At each station, a member of the RWU Society of Women Engineers facilitated experiments and encouraged the Girl Scouts about potential areas of study in engineering and the sciences. But RWU students weren’t doing all the work. In order to achieve their badges, the Girl Scouts had to work with an RWU student to perform each experiment – from making a basic rolling toy to completing an electrical circuit to light a bulb.
“It’s basically taking in local Girl Scouts to teach them about engineering and to encourage the fact that women should get into the field of math and science, because it is a male-dominated field,” says junior Samantha Gildersleeve, vice president of the RWU Society of Women Engineers (SWE).
Involved in SWE since her freshman year, Gildersleeve has volunteered at two of these Girl Scouts badge workshops and definitely plans to volunteer next year. She enjoys showing young girls the many facets of engineering – the civil, mechanical and electrical fields as well as its “artsy” side – and urging them to ask many questions.

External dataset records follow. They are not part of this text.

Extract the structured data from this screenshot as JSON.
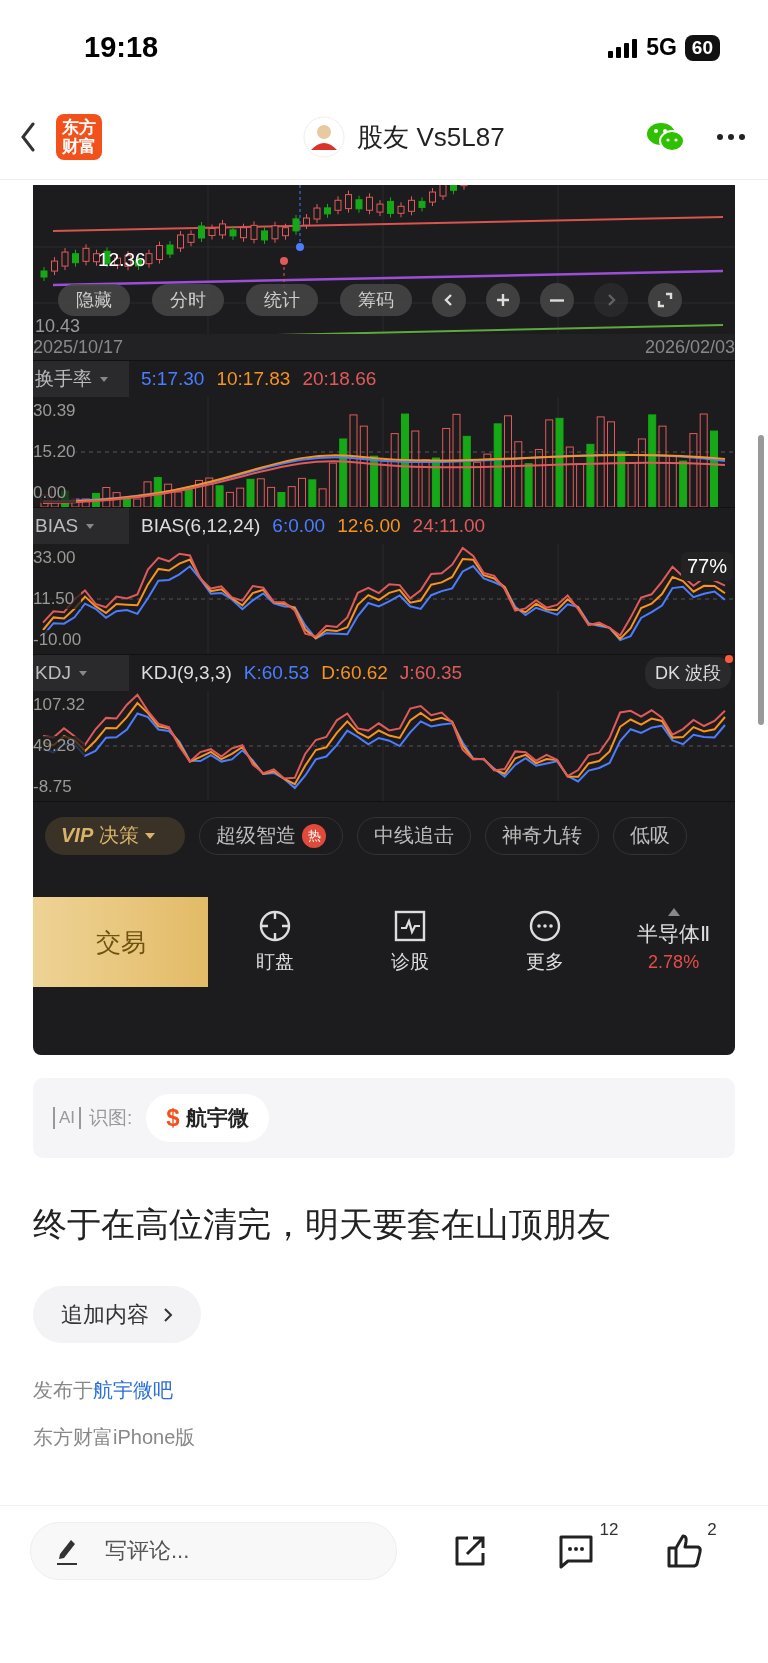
{
  "status_bar": {
    "time": "19:18",
    "network": "5G",
    "battery": "60"
  },
  "nav": {
    "logo": "东方财富",
    "title": "股友 Vs5L87"
  },
  "post_image": {
    "price_chart": {
      "price_label": "12.36",
      "low_label": "10.43",
      "start_date": "2025/10/17",
      "end_date": "2026/02/03",
      "buttons": [
        {
          "label": "隐藏"
        },
        {
          "label": "分时"
        },
        {
          "label": "统计"
        },
        {
          "label": "筹码"
        }
      ],
      "nav_buttons": [
        {
          "kind": "prev",
          "disabled": false
        },
        {
          "kind": "zoom_in",
          "disabled": false
        },
        {
          "kind": "zoom_out",
          "disabled": false
        },
        {
          "kind": "next",
          "disabled": true
        },
        {
          "kind": "fullscreen",
          "disabled": false
        }
      ]
    },
    "indicators": [
      {
        "kind": "bars",
        "name": "换手率",
        "values": [
          {
            "text": "5:17.30",
            "color": "#4a7dff"
          },
          {
            "text": "10:17.83",
            "color": "#f7931e"
          },
          {
            "text": "20:18.66",
            "color": "#e05a5a"
          }
        ],
        "yticks": [
          "30.39",
          "15.20",
          "0.00"
        ]
      },
      {
        "kind": "lines",
        "name": "BIAS",
        "formula": "BIAS(6,12,24)",
        "values": [
          {
            "text": "6:0.00",
            "color": "#4a7dff"
          },
          {
            "text": "12:6.00",
            "color": "#f7931e"
          },
          {
            "text": "24:11.00",
            "color": "#e05a5a"
          }
        ],
        "yticks": [
          "33.00",
          "11.50",
          "-10.00"
        ],
        "bubble": "77%"
      },
      {
        "kind": "lines",
        "name": "KDJ",
        "formula": "KDJ(9,3,3)",
        "values": [
          {
            "text": "K:60.53",
            "color": "#4a7dff"
          },
          {
            "text": "D:60.62",
            "color": "#f7931e"
          },
          {
            "text": "J:60.35",
            "color": "#e05a5a"
          }
        ],
        "yticks": [
          "107.32",
          "49.28",
          "-8.75"
        ],
        "tag": "DK 波段"
      }
    ],
    "strategy_chips": [
      {
        "kind": "vip",
        "emphasis": "VIP",
        "label": "决策"
      },
      {
        "kind": "plain",
        "label": "超级智造",
        "badge": "热"
      },
      {
        "kind": "plain",
        "label": "中线追击"
      },
      {
        "kind": "plain",
        "label": "神奇九转"
      },
      {
        "kind": "plain",
        "label": "低吸"
      }
    ],
    "toolbar": {
      "trade": "交易",
      "items": [
        {
          "kind": "watch",
          "label": "盯盘"
        },
        {
          "kind": "diagnose",
          "label": "诊股"
        },
        {
          "kind": "more",
          "label": "更多"
        }
      ],
      "sector": {
        "name": "半导体Ⅱ",
        "change": "2.78%"
      }
    }
  },
  "ai_recognize": {
    "icon_text": "AI",
    "label": "识图:",
    "stock": {
      "symbol": "$",
      "name": "航宇微"
    }
  },
  "post": {
    "text": "终于在高位清完，明天要套在山顶朋友",
    "append_button": "追加内容",
    "source_prefix": "发布于",
    "source_link": "航宇微吧",
    "client": "东方财富iPhone版"
  },
  "bottom_bar": {
    "comment_placeholder": "写评论...",
    "comment_count": "12",
    "like_count": "2"
  }
}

“I like the parents that come and support their kids, and they ask us a lot of questions. It’s nice to have someone interested in what we’re all doing here. It’s a learning experience for us to teach others how to do it, too,” says, Gildersleeve.

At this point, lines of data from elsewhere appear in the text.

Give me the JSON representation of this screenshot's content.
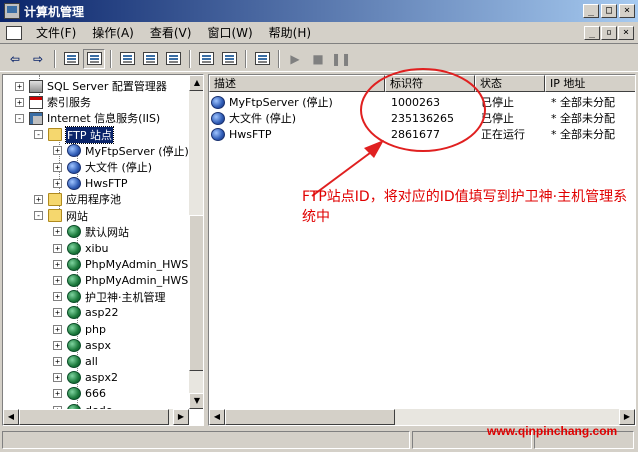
{
  "window": {
    "title": "计算机管理"
  },
  "menu": {
    "items": [
      "文件(F)",
      "操作(A)",
      "查看(V)",
      "窗口(W)",
      "帮助(H)"
    ]
  },
  "tree": {
    "items": [
      {
        "label": "SQL Server 配置管理器",
        "icon": "server-icon"
      },
      {
        "label": "索引服务",
        "icon": "index-icon"
      },
      {
        "label": "Internet 信息服务(IIS)",
        "icon": "iis-icon"
      },
      {
        "label": "FTP 站点",
        "icon": "folder-icon",
        "selected": true
      },
      {
        "label": "MyFtpServer (停止)",
        "icon": "ftp-icon"
      },
      {
        "label": "大文件 (停止)",
        "icon": "ftp-icon"
      },
      {
        "label": "HwsFTP",
        "icon": "ftp-icon"
      },
      {
        "label": "应用程序池",
        "icon": "folder-icon"
      },
      {
        "label": "网站",
        "icon": "folder-icon"
      },
      {
        "label": "默认网站",
        "icon": "globe-icon"
      },
      {
        "label": "xibu",
        "icon": "globe-icon"
      },
      {
        "label": "PhpMyAdmin_HWS",
        "icon": "globe-icon"
      },
      {
        "label": "PhpMyAdmin_HWS",
        "icon": "globe-icon"
      },
      {
        "label": "护卫神·主机管理",
        "icon": "globe-icon"
      },
      {
        "label": "asp22",
        "icon": "globe-icon"
      },
      {
        "label": "php",
        "icon": "globe-icon"
      },
      {
        "label": "aspx",
        "icon": "globe-icon"
      },
      {
        "label": "all",
        "icon": "globe-icon"
      },
      {
        "label": "aspx2",
        "icon": "globe-icon"
      },
      {
        "label": "666",
        "icon": "globe-icon"
      },
      {
        "label": "dede",
        "icon": "globe-icon"
      }
    ]
  },
  "list": {
    "columns": [
      "描述",
      "标识符",
      "状态",
      "IP 地址"
    ],
    "rows": [
      {
        "name": "MyFtpServer (停止)",
        "id": "1000263",
        "status": "已停止",
        "ip": "* 全部未分配"
      },
      {
        "name": "大文件 (停止)",
        "id": "235136265",
        "status": "已停止",
        "ip": "* 全部未分配"
      },
      {
        "name": "HwsFTP",
        "id": "2861677",
        "status": "正在运行",
        "ip": "* 全部未分配"
      }
    ]
  },
  "annotation": {
    "text": "FTP站点ID，将对应的ID值填写到护卫神·主机管理系统中",
    "color": "#e00000"
  },
  "watermark": {
    "text": "www.qinpinchang.com"
  }
}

According to Professor of Engineering Janet Baldwin, these Girl Scouts truly earn their badges. Using the Girls Scouts’ guidelines for achieving a badge, the RWU Society of Women Engineers had the liberty to set up workshops as they saw fit. They even created their own badge – the RWU Society of Women Engineers Badge, which all of the scouts attained at the workshop.
The Society of Women Engineers at Roger Williams University started in 2000, when RWU’s engineering program first received accreditation from Accreditation Board for Engineering and Technology (ABET).
“At that point, we were eligible to have a SWE student chapter,” Baldwin says. “So the local professional sector reached out to us, and together we worked to get a student section here at Roger Williams.”
The Girl Scouts STEM badge workshop is a biannual event, hosted at RWU in the spring and at the University of Rhode Island in the fall. The exposure to math and science learning at a young age is critical, Gildersleeve says.
“A lot of them (young girls) just don’t really go into the math and science fields. Maybe it’s because they’re intimidated. But getting them started young and instilling the fact that they are very smart and very resourceful and creative, I think, is just really important, because it gives them that confidence to move on and actually consider doing stuff like that.”